掌柜抬头,朝她看了一眼,却看不清面容。但见她身形窈窕,气质独特,不由语气轻了轻:“女客独自一人?”
“嗯。”
“可有公凭?知道什么是公凭吧?”
先帝时对待百姓出行的制度都还极为宽松。
“自丹朔郡王上奏当今圣上后,御京便有了严令,住店须查公凭。若没有,那可就……”掌柜意有所指地搓了搓手指。

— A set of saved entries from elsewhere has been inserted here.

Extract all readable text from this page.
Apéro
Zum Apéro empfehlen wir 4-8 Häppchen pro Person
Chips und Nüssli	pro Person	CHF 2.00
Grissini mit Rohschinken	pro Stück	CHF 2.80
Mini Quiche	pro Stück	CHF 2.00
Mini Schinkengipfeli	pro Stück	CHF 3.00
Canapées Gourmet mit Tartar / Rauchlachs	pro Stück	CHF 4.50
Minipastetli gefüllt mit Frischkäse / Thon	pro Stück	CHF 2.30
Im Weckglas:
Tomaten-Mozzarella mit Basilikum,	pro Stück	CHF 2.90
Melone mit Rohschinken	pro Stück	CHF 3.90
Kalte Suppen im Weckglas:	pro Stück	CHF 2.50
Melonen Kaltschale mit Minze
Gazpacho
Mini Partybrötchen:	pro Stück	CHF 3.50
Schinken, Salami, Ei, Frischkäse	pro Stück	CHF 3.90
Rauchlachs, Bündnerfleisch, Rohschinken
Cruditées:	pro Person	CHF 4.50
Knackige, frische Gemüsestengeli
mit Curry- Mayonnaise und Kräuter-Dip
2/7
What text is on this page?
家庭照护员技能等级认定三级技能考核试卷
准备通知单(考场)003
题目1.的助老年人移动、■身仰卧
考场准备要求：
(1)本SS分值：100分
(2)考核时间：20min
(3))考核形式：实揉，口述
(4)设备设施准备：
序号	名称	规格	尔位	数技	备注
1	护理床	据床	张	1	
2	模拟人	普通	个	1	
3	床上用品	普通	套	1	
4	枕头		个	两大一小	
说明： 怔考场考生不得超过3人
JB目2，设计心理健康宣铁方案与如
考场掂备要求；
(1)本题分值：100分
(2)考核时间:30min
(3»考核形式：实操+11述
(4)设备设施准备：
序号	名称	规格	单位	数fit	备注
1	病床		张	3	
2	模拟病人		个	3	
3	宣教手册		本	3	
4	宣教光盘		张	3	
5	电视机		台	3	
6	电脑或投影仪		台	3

“我有。”少女伸出一截白皙手腕,将一纸公文摆在掌柜跟前。
掌柜颇为可惜地拿起那纸公文检验一番,然后还给了少女。
少女却问:“丹朔郡王何时上奏的陛下?”
掌柜愣了下,道:“几年前吧。”
少女主动搭话,掌柜还是很受用的,还多说了几句:“听说那时丹朔郡王为查清隐匿的土地和人口,便奏请了皇帝完善户籍制度。这公凭,也是因此而延伸出来的。……为此,说是京中的贵人们还与丹朔郡王结下了仇呢。”
“为何结仇?”
“自是因为那些权贵富户,最爱隐匿土地和人口了,能免去不少税收呢!倒是咱们这些百姓,一个个老实得紧……唉……”
掌柜还叹上气了。
“我要一间下字房。”少女开口打断。
掌柜惊诧。
小姑娘家家,岂能受得了那下字房?
“何不住上字房呢?”
“没钱。”
“……”掌柜噎了噎,再度暗示她,“我可以帮帮你……”
“不必。”
掌柜也不敢真对她如何,只能收了心,取下一枚钥匙来递给她。
将铜钱一放,少女便拿着钥匙和公凭转身走了。
来到下字房,她摘下兜帽,露出一张姣好的脸。
正是程念影。
她屈指摩挲着公凭上的新名字——江禾。
这是一个经得起查证的名字。
她慢慢笑了。
这便是她郡王府一行最大的收获了。
她小心地将公凭与户帖放在一处。
然后表情又微微垮了垮。
她先前做杀手的时候住不了店,常常都住在破庙里,田野里……原来都怪傅翊!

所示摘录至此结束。